Böylesine büyük bir aşk gösterisinden etkilenen tanrılar, çifti Halcyon olarak da bilinen yalıçapkınlarına dönüştürdüler. Halcyon günleri, şu anlama gelen bir deyimdir huzurlu bir dönem efsaneden türetilmiştir.

John Campbell

John Campbell, klasik edebiyat konusundaki derin takdiri ve kapsamlı bilgisi ile tanınan, başarılı bir yazar ve edebiyat meraklısıdır. Yazılı sözlere olan tutkusu ve antik Yunanistan ve Roma'nın eserlerine özel bir hayranlığı olan John, yıllarını Klasik Trajedi, lirik şiir, yeni komedi, hiciv ve epik şiiri incelemeye ve keşfetmeye adadı.Prestijli bir üniversiteden İngiliz Edebiyatı bölümünden onur derecesiyle mezun olan John'un akademik geçmişi, bu zamansız edebi eserleri eleştirel bir şekilde analiz etmesi ve yorumlaması için ona güçlü bir temel sağlar. Aristoteles'in Poetika'sındaki nüansları, Sappho'nun lirik ifadelerini, Aristophanes'in keskin zekasını, Juvenal'ın hicivli derin düşüncelerini ve Homer ile Virgil'in kapsamlı anlatılarını derinlemesine inceleme yeteneği gerçekten olağanüstü.John'un blogu, bu klasik şaheserler hakkındaki içgörülerini, gözlemlerini ve yorumlarını paylaşması için olağanüstü bir platform görevi görüyor. Konuları, karakterleri, sembolleri ve tarihsel bağlamı titiz bir şekilde analiz ederek, eski edebiyat devlerinin eserlerine hayat veriyor ve onları her türden geçmişe ve ilgi alanına sahip okuyucunun erişimine sunuyor.Büyüleyici yazı stili, okuyucularının hem zihinlerini hem de kalplerini meşgul ederek onları klasik edebiyatın büyülü dünyasına çekiyor.

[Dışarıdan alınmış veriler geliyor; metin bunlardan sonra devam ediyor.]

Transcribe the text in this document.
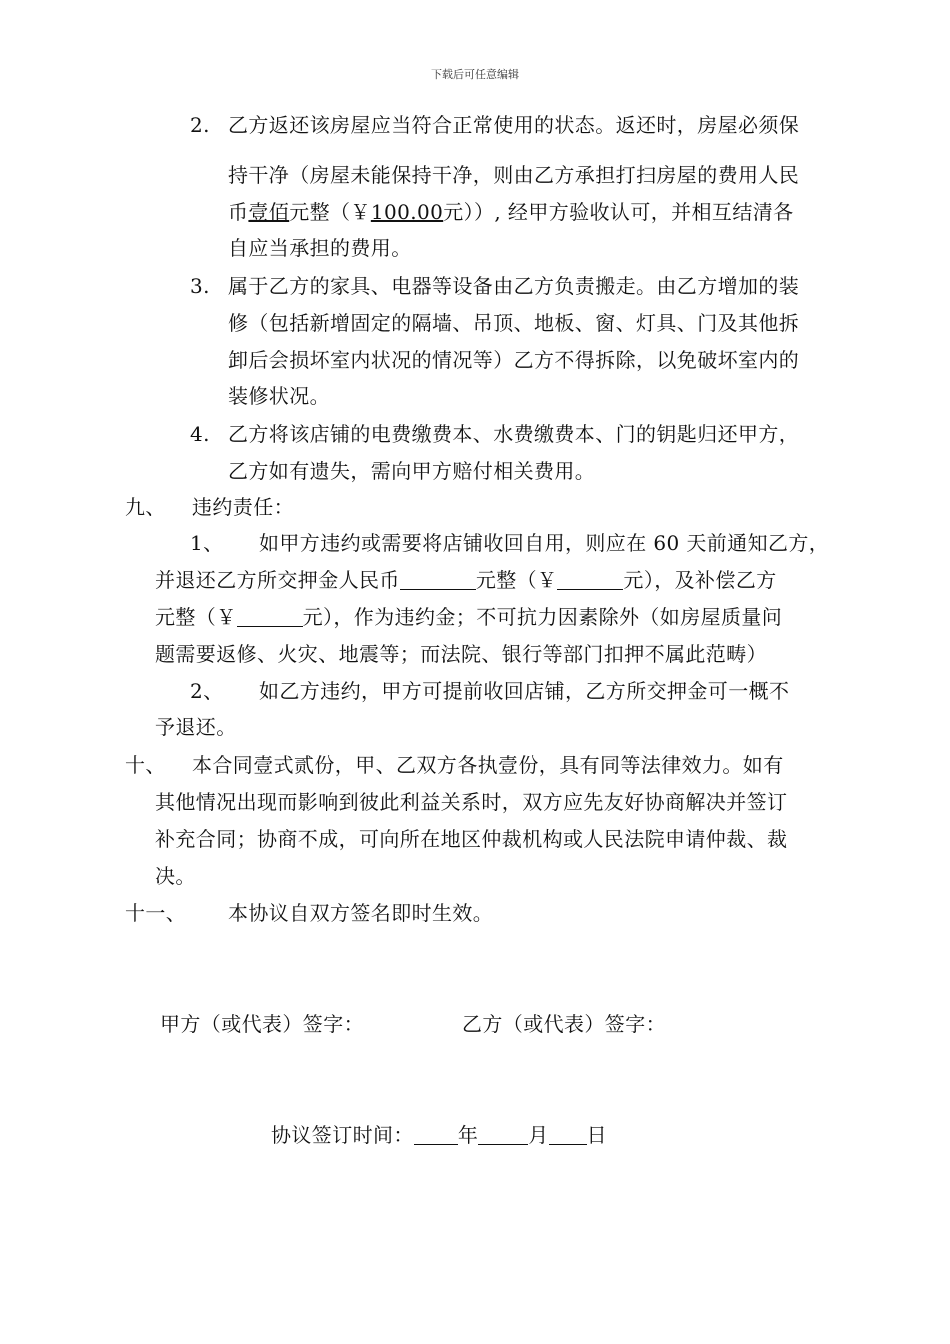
下载后可任意编辑
2. 乙方返还该房屋应当符合正常使用的状态。返还时，房屋必须保
持干净（房屋未能保持干净，则由乙方承担打扫房屋的费用人民
币壹佰元整（￥100.00元））, 经甲方验收认可，并相互结清各
自应当承担的费用。
3. 属于乙方的家具、电器等设备由乙方负责搬走。由乙方增加的装
修（包括新增固定的隔墙、吊顶、地板、窗、灯具、门及其他拆
卸后会损坏室内状况的情况等）乙方不得拆除，以免破坏室内的
装修状况。
4. 乙方将该店铺的电费缴费本、水费缴费本、门的钥匙归还甲方，
乙方如有遗失，需向甲方赔付相关费用。
九、 违约责任：
1、 如甲方违约或需要将店铺收回自用，则应在 60 天前通知乙方，
并退还乙方所交押金人民币	元整（￥	元），及补偿乙方
元整（￥	元），作为违约金；不可抗力因素除外（如房屋质量问
题需要返修、火灾、地震等；而法院、银行等部门扣押不属此范畴）
2、 如乙方违约，甲方可提前收回店铺，乙方所交押金可一概不
予退还。
十、 本合同壹式贰份，甲、乙双方各执壹份，具有同等法律效力。如有
其他情况出现而影响到彼此利益关系时，双方应先友好协商解决并签订
补充合同；协商不成，可向所在地区仲裁机构或人民法院申请仲裁、裁
决。
十一、 本协议自双方签名即时生效。
甲方（或代表）签字：	乙方（或代表）签字：
协议签订时间： 年	月 日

John, her blog gönderisinde, derin bir anlayışla akademik anlayışını ustaca bir araya getiriyor.Bu metinlerle kişisel bağlantı, onları ilişkilendirilebilir ve çağdaş dünyayla alakalı hale getirir.Alanında bir otorite olarak tanınan John, birçok prestijli edebiyat dergisi ve yayınına makaleler ve denemelerle katkıda bulunmuştur. Klasik edebiyat alanındaki uzmanlığı, onu çeşitli akademik konferanslar ve edebi etkinliklerde aranan bir konuşmacı haline getirdi.Belagatlı anlatımı ve ateşli coşkusuyla John Campbell, klasik edebiyatın zamansız güzelliğini ve derin önemini yeniden canlandırmaya ve kutlamaya kararlı. İster kendini işine adamış bir akademisyen olun, ister sadece Oedipus dünyasını, Sappho'nun aşk şiirlerini, Menander'in esprili oyunlarını veya Aşil'in kahramanlık hikayelerini keşfetmeye çalışan meraklı bir okuyucu olun, John'un blogu eğitecek, ilham verecek ve ateşleyecek paha biçilmez bir kaynak olmayı vaat ediyor. klasikler için ömür boyu sürecek bir aşk.